When evaluating mathematical expressions, it's essential to follow a specific sequence called the Order of Operations. This ensures that everyone interprets and solves expressions consistently and accurately. The Order of Operations can be remembered using the acronym PEMDAS:

• Parentheses - Solve expressions inside parentheses or brackets first.
• Exponents - Evaluate powers or roots next.
• Multiplication and Division - Conduct these operations from left to right.
• Addition and Subtraction - Perform these last, also from left to right.

In the exercise given, following the Order of Operations means evaluating the exponent first. The expression inside the absolute value is \(7 + 3^2\). Here, \(3^2\) must be evaluated first, giving us 9. Then, you add 7, resulting in 16.

Absolute value is a fundamental concept in mathematics that represents the distance of a number from zero on the number line. No matter the number sign (positive or negative), the absolute value is always a positive number or zero. In other words, absolute value transforms negative numbers into their positive counterparts while leaving positive numbers unchanged.
For the expression \(|7 + 3^2|\), once inside the absolute value, becomes \(|16|\). Since 16 is already positive, the absolute value keeps it 16.
The absolute value is important as it's widely used in both arithmetic calculations and more advanced mathematics. It ensures that when calculating distances or magnitudes, we only get non-negative results.

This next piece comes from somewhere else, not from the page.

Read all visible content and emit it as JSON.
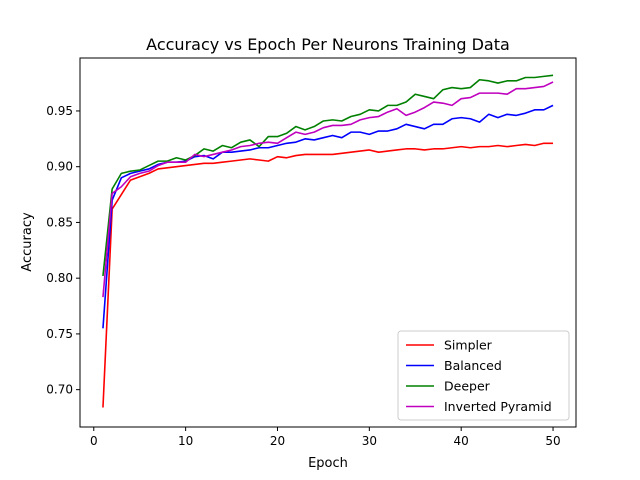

Simplifying expressions is about making mathematical expressions easier to work with by consolidating numbers and variables. The ultimate aim is to end up with the simplest form possible without changing the expression's value.
In our exercise:

• After evaluating \(|7 + 3^2|\) to obtain 16, this value substitutes into the expression.
• Next, the expression becomes \(\frac{-16}{4}\).
• Simplifying this fraction yields -4.

Simplifying is crucial because it provides a cleaner, more understandable result. This makes it easier to interpret the meaning behind the numbers in any context or problem. Throughout mathematics, simplification helps to streamline problems and solutions, allowing us to solve equations and perform calculations more efficiently.